The protest in the central Isatai-Makhambet Square on April 24 came as public fears in the city have grown that changes in the Land Code could allow sales of land to foreigners, though the government has said this will not happen.
Senior city and regional officials arrived at the scene and sought to disperse the rally by addressing the crowd and saying the Land Code did not threaten public interests. They also said that the rally was unsanctioned and protesters must disperse.
Organizers' request for official permission to stage the rally had previously been denied.
Protesters did not immediately leave and remained in the square for several hours amid the heavy presence of both uniformed and plainclothes police, though authorities did not use force to disperse the rally.
The oil region's governor, Nurlan Nogaev, told the crowd that he would relay the demonstrators' concerns to lawmakers and the government in Kazakhstan's capital, Astana.

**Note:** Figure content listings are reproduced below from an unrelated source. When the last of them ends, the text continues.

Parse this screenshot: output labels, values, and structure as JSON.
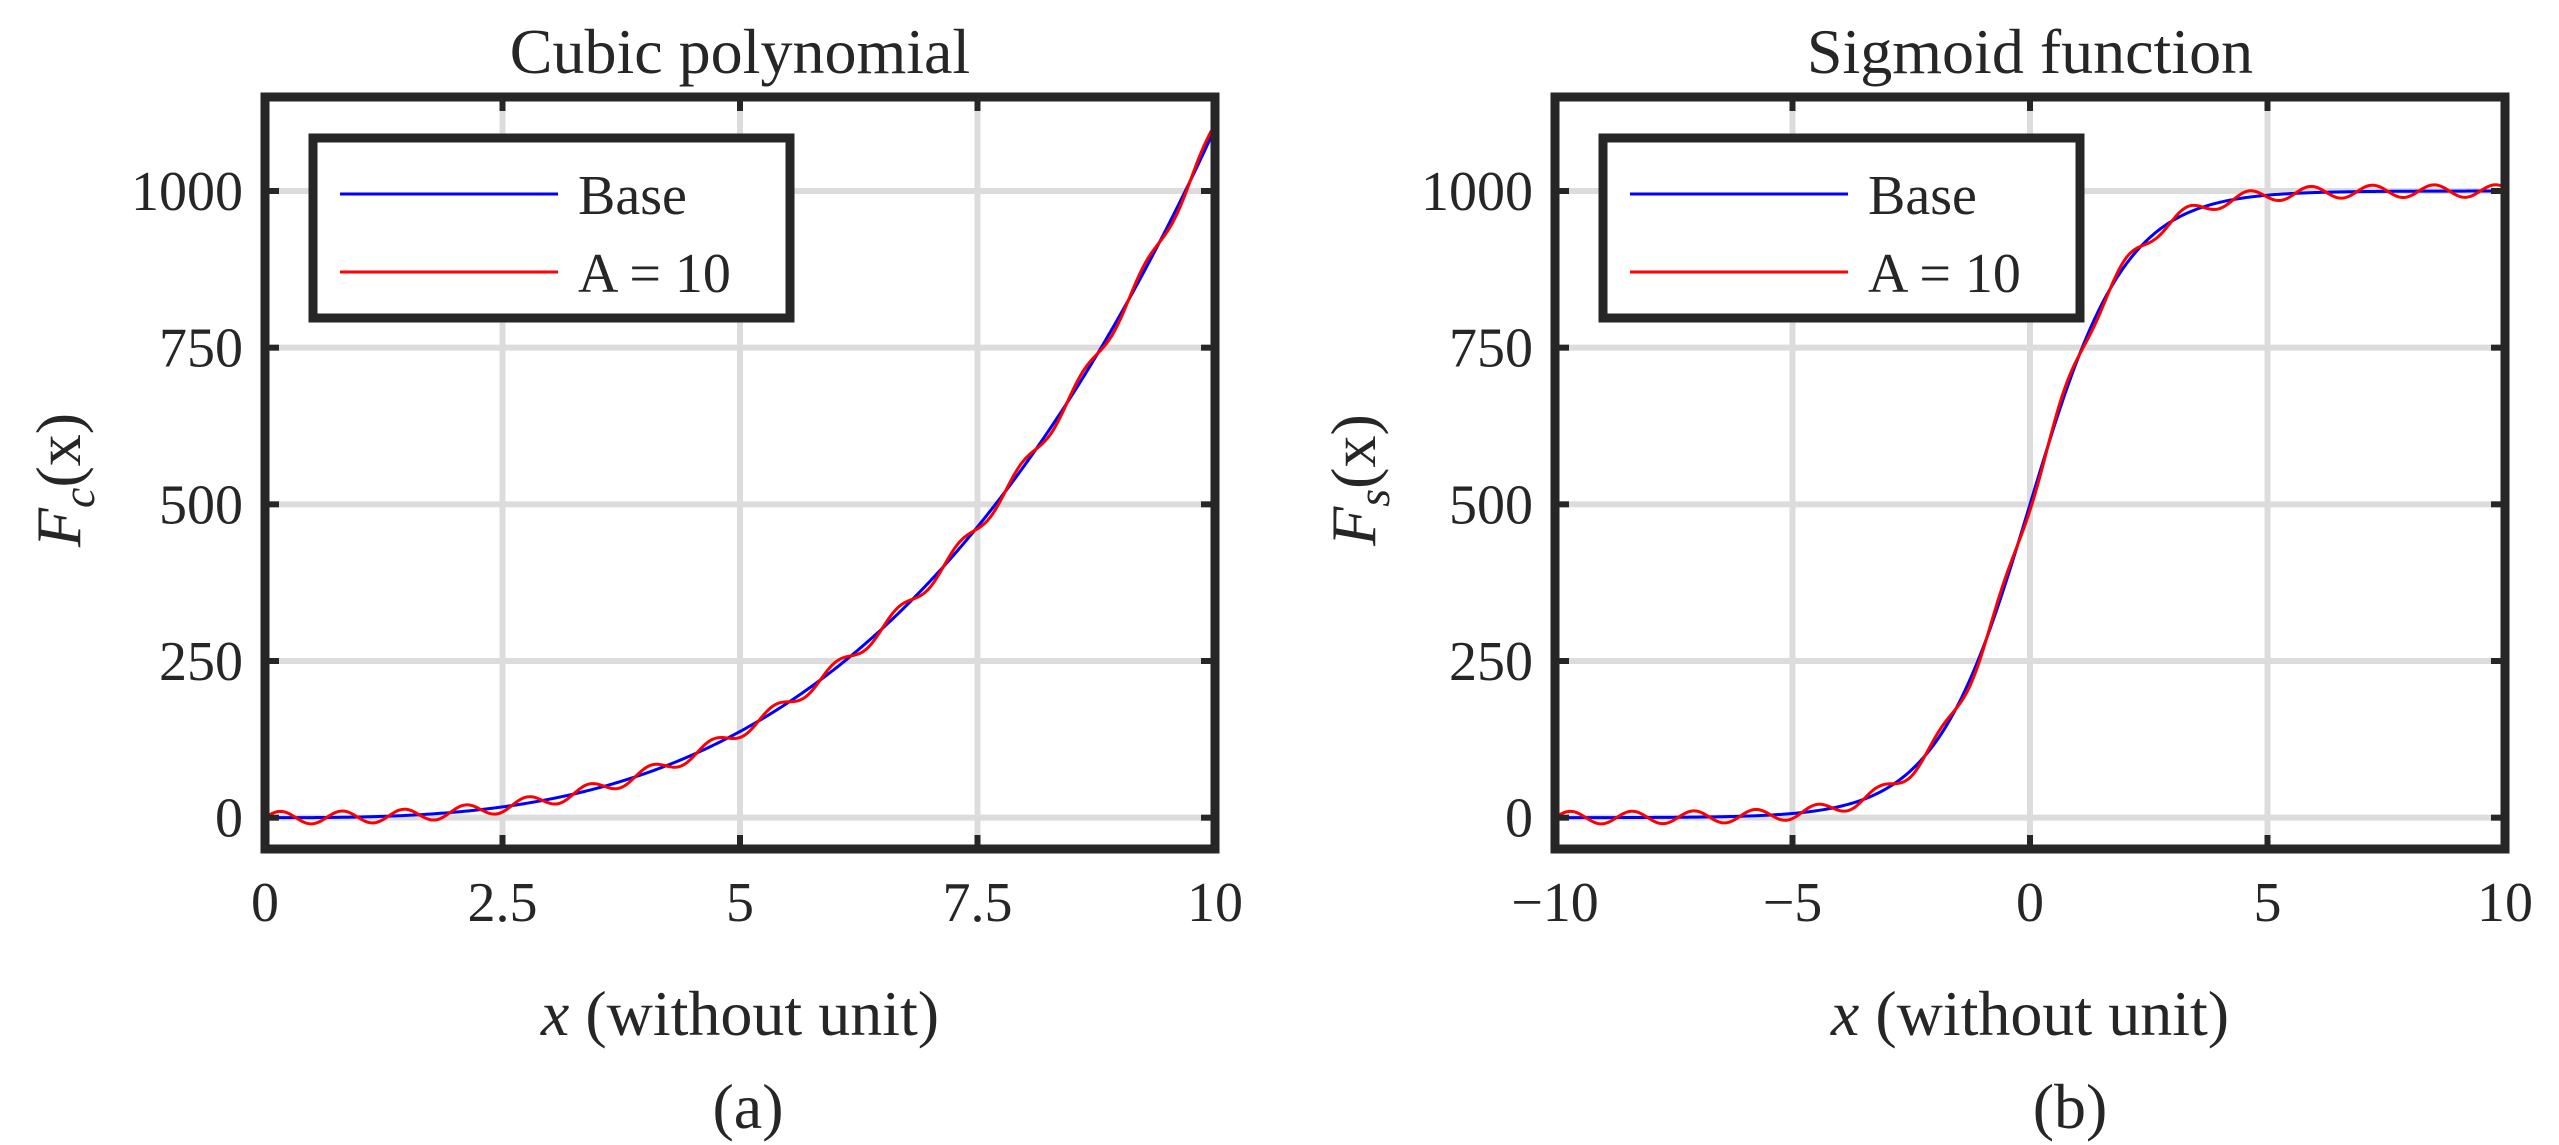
{
  "chart_data": [
    {
      "type": "line",
      "title": "Cubic polynomial",
      "xlabel_var": "x",
      "xlabel_rest": " (without unit)",
      "ylabel_base": "F",
      "ylabel_sub": "c",
      "ylabel_arg": "(x)",
      "panel_label": "(a)",
      "xlim": [
        0,
        10
      ],
      "ylim": [
        -50,
        1150
      ],
      "xticks": [
        0,
        2.5,
        5,
        7.5,
        10
      ],
      "xtick_labels": [
        "0",
        "2.5",
        "5",
        "7.5",
        "10"
      ],
      "yticks": [
        0,
        250,
        500,
        750,
        1000
      ],
      "ytick_labels": [
        "0",
        "250",
        "500",
        "750",
        "1000"
      ],
      "grid": true,
      "legend_position": "top-left",
      "series": [
        {
          "name": "Base",
          "color": "#0000ff",
          "function": "cubic",
          "amplitude": 0
        },
        {
          "name": "A = 10",
          "color": "#ff0000",
          "function": "cubic",
          "amplitude": 10
        }
      ]
    },
    {
      "type": "line",
      "title": "Sigmoid function",
      "xlabel_var": "x",
      "xlabel_rest": " (without unit)",
      "ylabel_base": "F",
      "ylabel_sub": "s",
      "ylabel_arg": "(x)",
      "panel_label": "(b)",
      "xlim": [
        -10,
        10
      ],
      "ylim": [
        -50,
        1150
      ],
      "xticks": [
        -10,
        -5,
        0,
        5,
        10
      ],
      "xtick_labels": [
        "−10",
        "−5",
        "0",
        "5",
        "10"
      ],
      "yticks": [
        0,
        250,
        500,
        750,
        1000
      ],
      "ytick_labels": [
        "0",
        "250",
        "500",
        "750",
        "1000"
      ],
      "grid": true,
      "legend_position": "top-left",
      "series": [
        {
          "name": "Base",
          "color": "#0000ff",
          "function": "sigmoid",
          "amplitude": 0
        },
        {
          "name": "A = 10",
          "color": "#ff0000",
          "function": "sigmoid",
          "amplitude": 10
        }
      ]
    }
  ]
}
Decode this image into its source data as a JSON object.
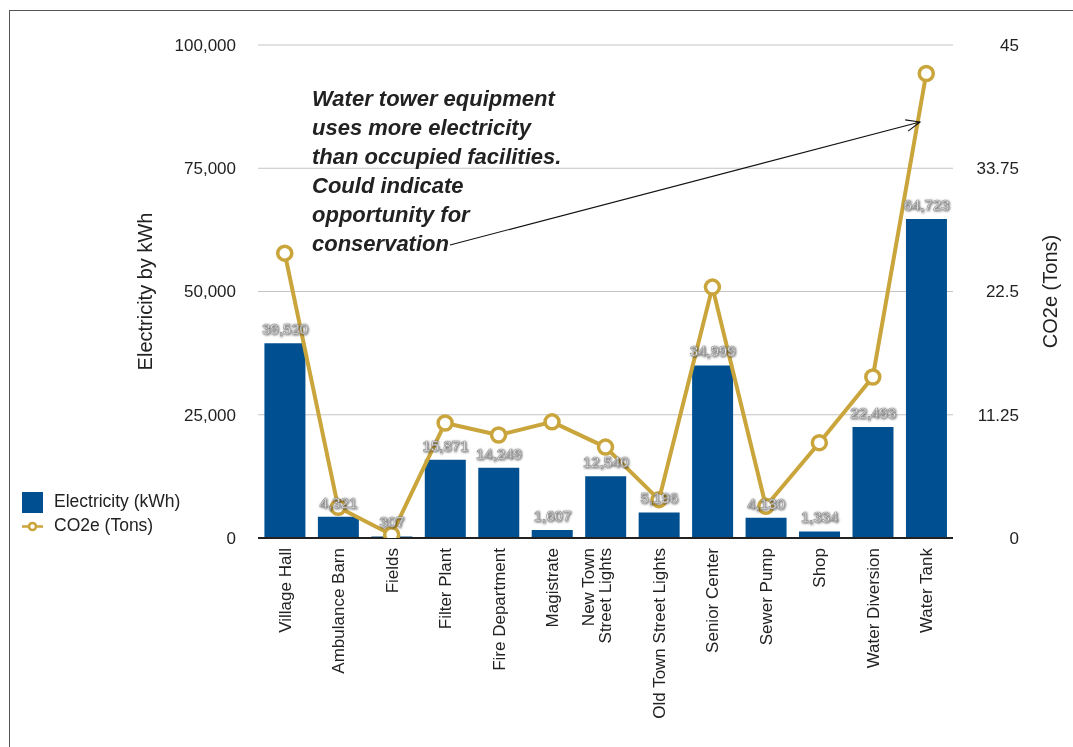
{
  "chart_data": {
    "type": "bar",
    "categories": [
      "Village Hall",
      "Ambulance Barn",
      "Fields",
      "Filter Plant",
      "Fire Department",
      "Magistrate",
      "New Town\nStreet Lights",
      "Old Town Street Lights",
      "Senior Center",
      "Sewer Pump",
      "Shop",
      "Water Diversion",
      "Water Tank"
    ],
    "series": [
      {
        "name": "Electricity (kWh)",
        "color": "#005091",
        "values": [
          39520,
          4321,
          307,
          15871,
          14249,
          1607,
          12540,
          5196,
          34999,
          4130,
          1334,
          22493,
          64723
        ],
        "value_labels": [
          "39,520",
          "4,321",
          "307",
          "15,871",
          "14,249",
          "1,607",
          "12,540",
          "5,196",
          "34,999",
          "4,130",
          "1,334",
          "22,493",
          "64,723"
        ]
      },
      {
        "name": "CO2e (Tons)",
        "type": "line",
        "axis": "y2",
        "color": "#c9a53c",
        "values": [
          26.0,
          2.8,
          0.3,
          10.5,
          9.4,
          10.6,
          8.3,
          3.5,
          22.9,
          2.9,
          8.7,
          14.7,
          42.4
        ]
      }
    ],
    "ylabel": "Electricity by kWh",
    "y2label": "CO2e (Tons)",
    "ylim": [
      0,
      100000
    ],
    "yticks": [
      0,
      {
        "value": 25000,
        "label": "25,000"
      },
      {
        "value": 50000,
        "label": "50,000"
      },
      {
        "value": 75000,
        "label": "75,000"
      },
      {
        "value": 100000,
        "label": "100,000"
      }
    ],
    "y2lim": [
      0,
      45
    ],
    "y2ticks": [
      0,
      11.25,
      22.5,
      33.75,
      45
    ],
    "grid": "y",
    "legend": "bottom left",
    "marker": "circle",
    "line_style": "solid",
    "annotations": [
      "Water tower equipment\nuses more electricity\nthan occupied facilities.\nCould indicate\nopportunity for\nconservation"
    ]
  }
}
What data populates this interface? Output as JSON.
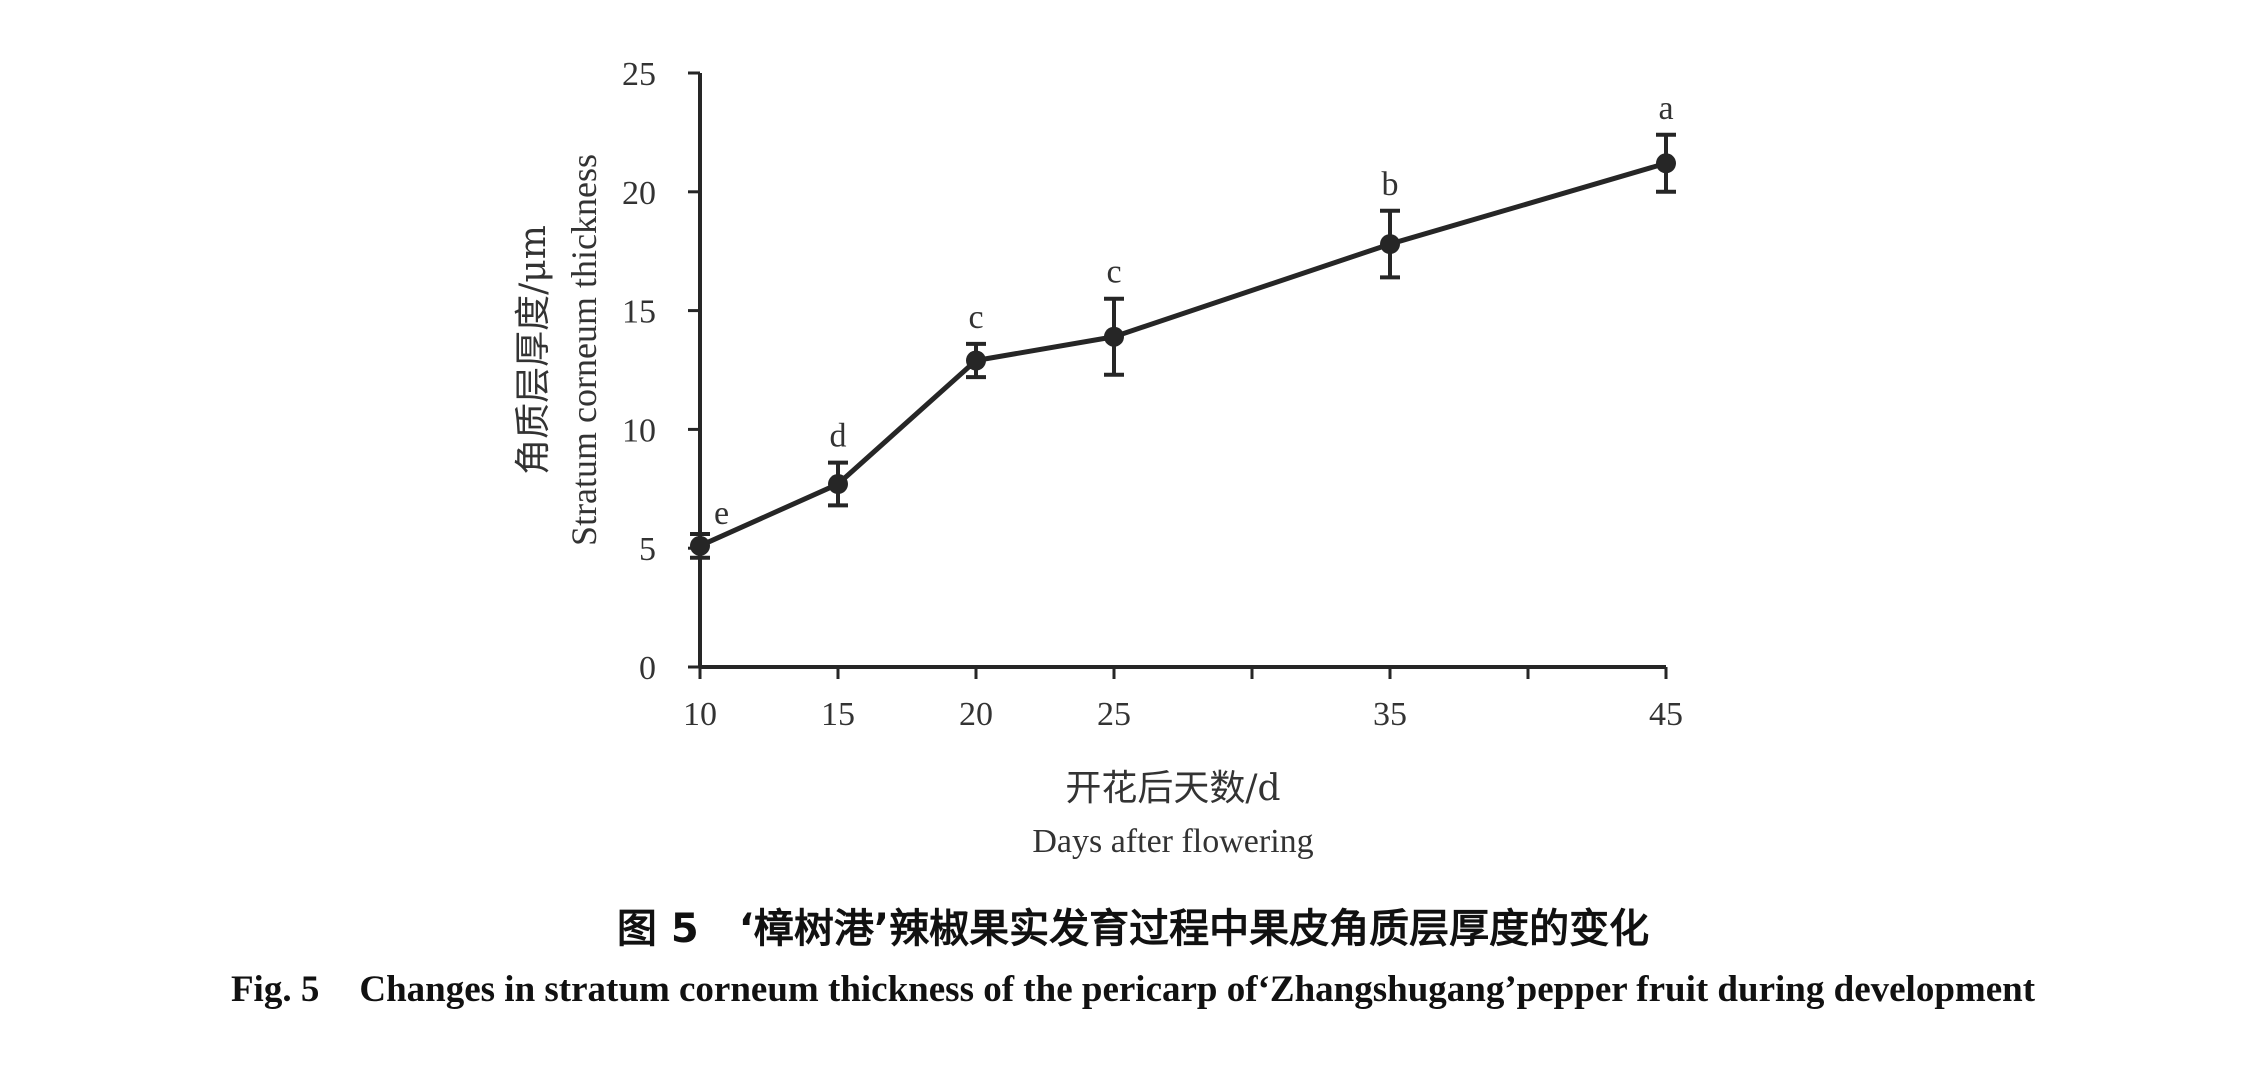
{
  "chart_data": {
    "type": "line",
    "x": [
      10,
      15,
      20,
      25,
      35,
      45
    ],
    "x_tick_labels": [
      "10",
      "15",
      "20",
      "25",
      "35",
      "45"
    ],
    "series": [
      {
        "values": [
          5.1,
          7.7,
          12.9,
          13.9,
          17.8,
          21.2
        ],
        "error": [
          0.5,
          0.9,
          0.7,
          1.6,
          1.4,
          1.2
        ],
        "significance_labels": [
          "e",
          "d",
          "c",
          "c",
          "b",
          "a"
        ]
      }
    ],
    "ylim": [
      0,
      25
    ],
    "y_ticks": [
      0,
      5,
      10,
      15,
      20,
      25
    ],
    "xlabel_cn": "开花后天数/d",
    "xlabel_en": "Days after flowering",
    "ylabel_cn": "角质层厚度/μm",
    "ylabel_en": "Stratum corneum thickness",
    "grid": false,
    "line_color": "#262626"
  },
  "caption": {
    "cn_label": "图 5",
    "cn_text": "‘樟树港’辣椒果实发育过程中果皮角质层厚度的变化",
    "en_label": "Fig. 5",
    "en_text": "Changes in stratum corneum thickness of the pericarp of‘Zhangshugang’pepper fruit during development"
  }
}
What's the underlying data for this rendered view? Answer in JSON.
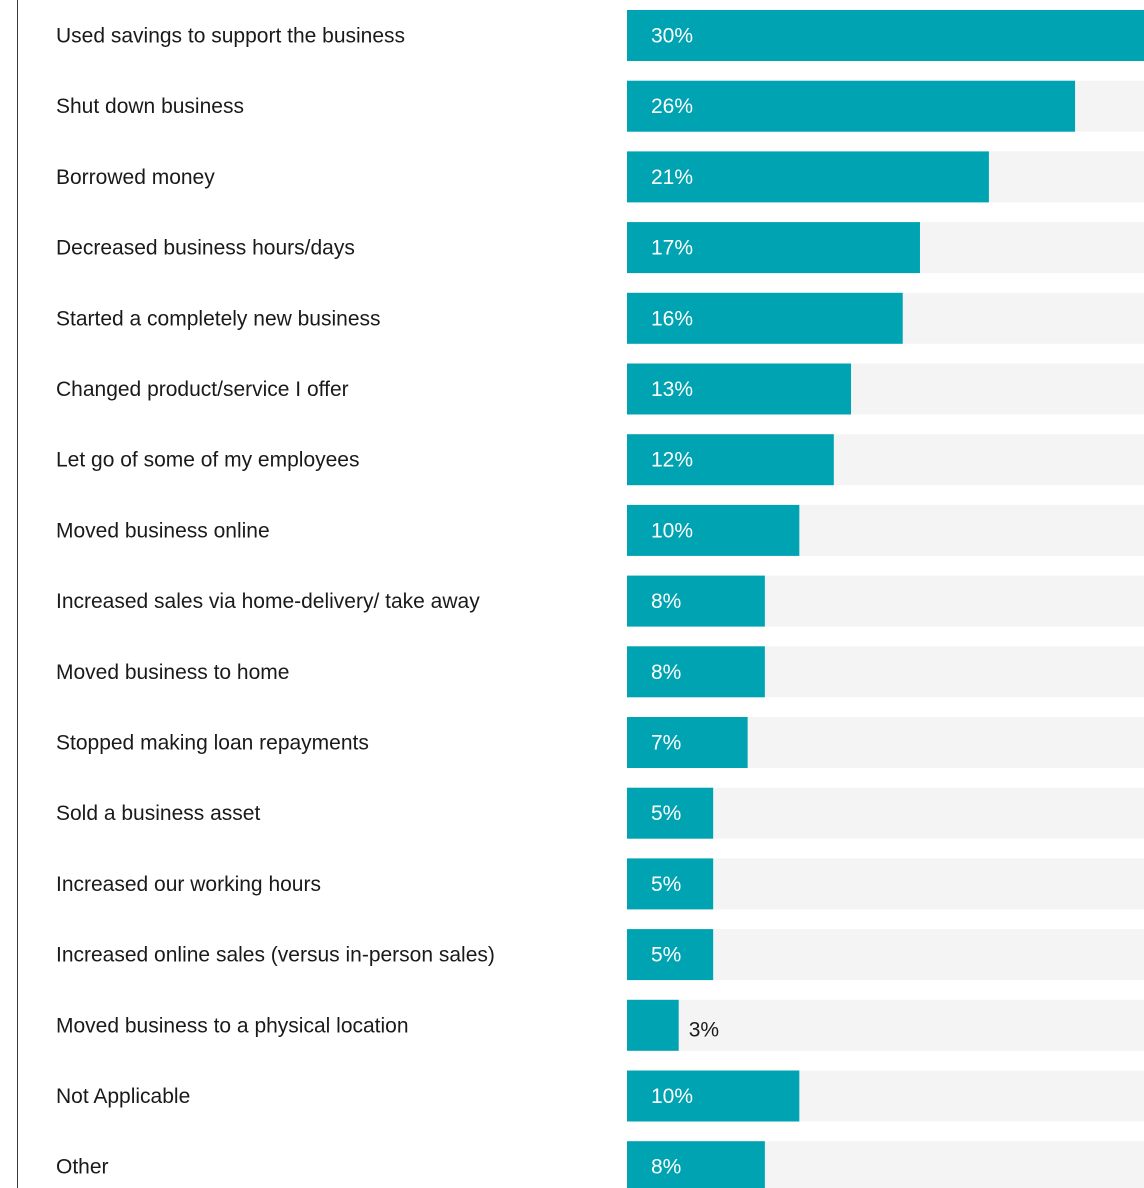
{
  "chart_data": {
    "type": "bar",
    "orientation": "horizontal",
    "categories": [
      "Used savings to support the business",
      "Shut down business",
      "Borrowed money",
      "Decreased business hours/days",
      "Started a completely new business",
      "Changed product/service I offer",
      "Let go of some of my employees",
      "Moved business online",
      "Increased sales via home-delivery/ take away",
      "Moved business to home",
      "Stopped making loan repayments",
      "Sold a business asset",
      "Increased our working hours",
      "Increased online sales (versus in-person sales)",
      "Moved business to a physical location",
      "Not Applicable",
      "Other"
    ],
    "values": [
      30,
      26,
      21,
      17,
      16,
      13,
      12,
      10,
      8,
      8,
      7,
      5,
      5,
      5,
      3,
      10,
      8
    ],
    "value_labels": [
      "30%",
      "26%",
      "21%",
      "17%",
      "16%",
      "13%",
      "12%",
      "10%",
      "8%",
      "8%",
      "7%",
      "5%",
      "5%",
      "5%",
      "3%",
      "10%",
      "8%"
    ],
    "xlim": [
      0,
      30
    ],
    "grid": false,
    "legend": "none",
    "colors": {
      "bar": "#00A3B1",
      "track": "#F4F4F4",
      "label": "#1A1A1A",
      "value_inside": "#FFFFFF",
      "value_outside": "#1A1A1A"
    }
  }
}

WATCH: In the Kazakh city of Atyrau, around 1,000 people staged a rare public protest to denounce a government decision to sell land in auctions.
The amendments to the Land Code are set to take effect on July 1. They will allow the government to sell land to joint ventures, as long they are controlled by Kazakh residents.
Kazakhstan continues to bar land sales to foreigners, but the amendments will extend the maximum term of lease to foreigners from 15 years to 25 years.
Kazakh President Nursultan Nazarbaev, who has led the country for more than two decades, has kept a tight lid on dissent during his reign over the country, which is the second-largest exporter of hydrocarbons in the former Soviet Union after Russia.
Slumping oil prices, however, have triggered a slide in the country's currency, sparking public protests over the past year both in Astana and the Central Asian nation's economic hub and largest city, Almaty.